Treron vs Silent White
Treron (Farrow & Ball) and Silent White (Little Greene) come from different manufacturers. Treron reads as greige-grey, while Silent White reads as beige-white — two distinct hue families, not close cousins. The 64-point LRV gap — 89 for Silent White vs 25 for Treron — means Silent White will open up a space more effectively. Where Treron leans warm, Silent White reads yellow — a distinction that shifts noticeably depending on the light source and surrounding finishes. A ΔE of 38.6 puts these firmly in different territory — two distinct design choices rather than close alternatives. Below you'll find 3 real-room photo comparisons where both colors appear side by side, plus 5 simulated room previews.

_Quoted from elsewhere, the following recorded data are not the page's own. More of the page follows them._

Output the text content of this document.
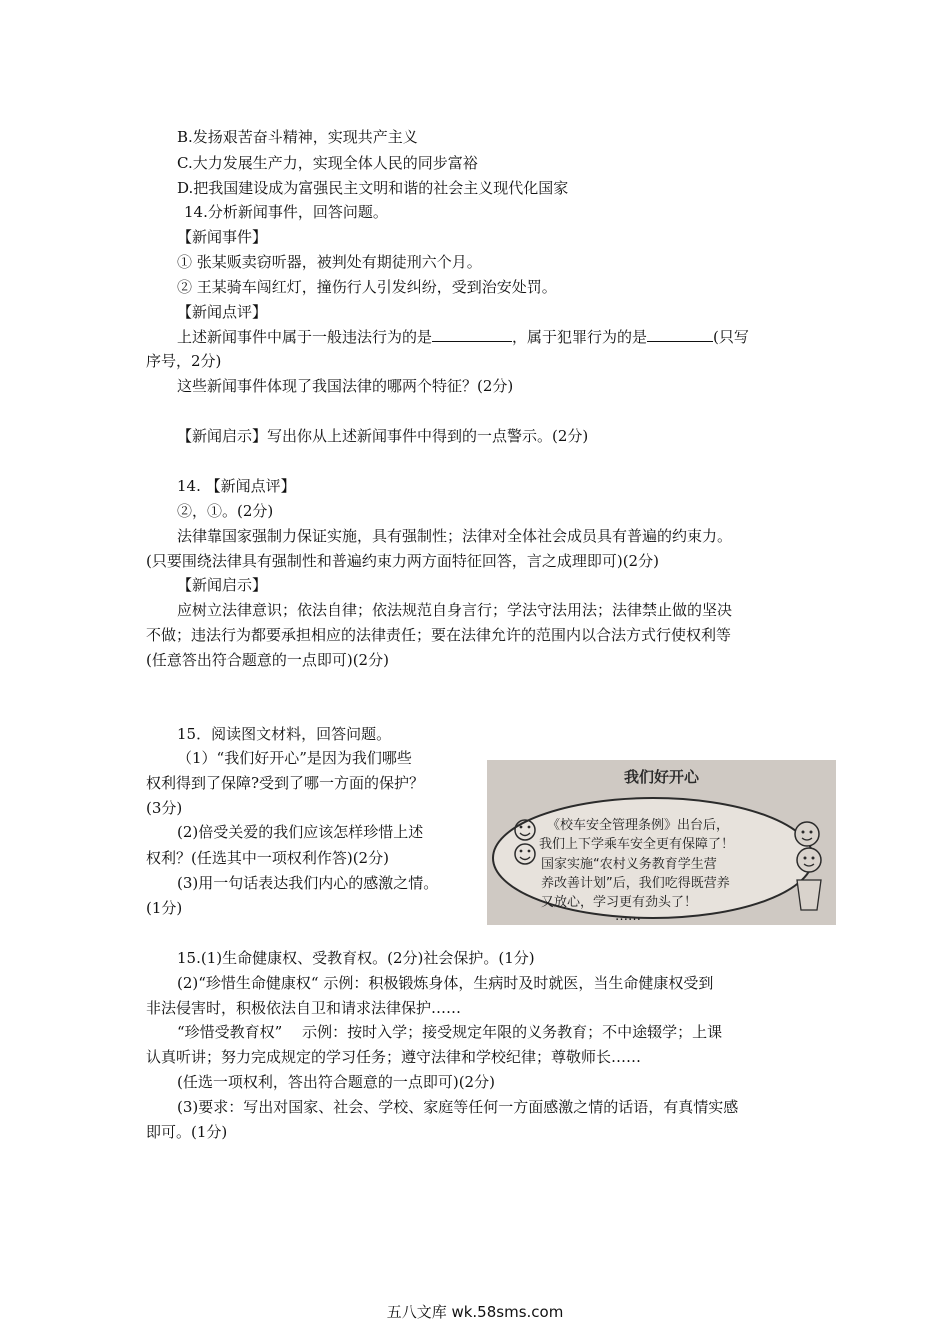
B.发扬艰苦奋斗精神，实现共产主义
C.大力发展生产力，实现全体人民的同步富裕
D.把我国建设成为富强民主文明和谐的社会主义现代化国家
14.分析新闻事件，回答问题。
【新闻事件】
① 张某贩卖窃听器，被判处有期徒刑六个月。
② 王某骑车闯红灯，撞伤行人引发纠纷，受到治安处罚。
【新闻点评】
上述新闻事件中属于一般违法行为的是	，属于犯罪行为的是	(只写
序号，2分)
这些新闻事件体现了我国法律的哪两个特征？(2分)
【新闻启示】写出你从上述新闻事件中得到的一点警示。(2分)
14. 【新闻点评】
②，①。(2分)
法律靠国家强制力保证实施，具有强制性；法律对全体社会成员具有普遍的约束力。
(只要围绕法律具有强制性和普遍约束力两方面特征回答，言之成理即可)(2分)
【新闻启示】
应树立法律意识；依法自律；依法规范自身言行；学法守法用法；法律禁止做的坚决
不做；违法行为都要承担相应的法律责任；要在法律允许的范围内以合法方式行使权利等
(任意答出符合题意的一点即可)(2分)
15．阅读图文材料，回答问题。
（1）“我们好开心”是因为我们哪些
权利得到了保障?受到了哪一方面的保护？
(3分)
(2)倍受关爱的我们应该怎样珍惜上述
权利？(任选其中一项权利作答)(2分)
(3)用一句话表达我们内心的感激之情。
(1分)
我们好开心
《校车安全管理条例》出台后，
我们上下学乘车安全更有保障了！
国家实施“农村义务教育学生营
养改善计划”后，我们吃得既营养
又放心，学习更有劲头了！
……
15.(1)生命健康权、受教育权。(2分)社会保护。(1分)
(2)“珍惜生命健康权“ 示例：积极锻炼身体，生病时及时就医，当生命健康权受到
非法侵害时，积极依法自卫和请求法律保护……
“珍惜受教育权”　 示例：按时入学；接受规定年限的义务教育；不中途辍学；上课
认真听讲；努力完成规定的学习任务；遵守法律和学校纪律；尊敬师长……
(任选一项权利，答出符合题意的一点即可)(2分)
(3)要求：写出对国家、社会、学校、家庭等任何一方面感激之情的话语，有真情实感
即可。(1分)
五八文库 wk.58sms.com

Treron vs Silent White in Real Spaces
3 real rooms side by side. Seeing Treron and Silent White in actual rooms makes the difference concrete; browse the spaces below to get a feel for how each color lives on a wall.
Living Room
A living room wall sees more varied light than almost any other surface in the house, which makes the choice between these two more nuanced than a chip suggests. Silent White reflects noticeably more light off the walls, making the space read more open than Treron.
Bedroom
Bedrooms are typically lit with warmer, lower light than the rest of the house — a condition that flatters warm tones and deepens cool ones. Silent White returns significantly more light to the room — in a smaller or darker space, that difference in perceived brightness is hard to miss.
Kitchen Cabinets
Cabinet color is always seen in context — against countertops, backsplash, and hardware — which amplifies undertone differences that might disappear on a plain wall. Silent White returns significantly more light to the room — in a smaller or darker space, that difference in perceived brightness is hard to miss.
Color Details
Treron vs Silent White Simulated Comparison
5 simulated room previews — drag the slider on each to see Treron on one side and Silent White on the other.
Digital color is approximate. These simulations are generated from the manufacturer's hex values and overlaid on grayscale room photos — your screen's calibration, brightness, and viewing angle all affect how they render. Before committing to either color, test physical samples in your own space under the light you actually live with.
More Treron comparisons
See how Treron stacks up against other well-photographed colors across different brands and tones.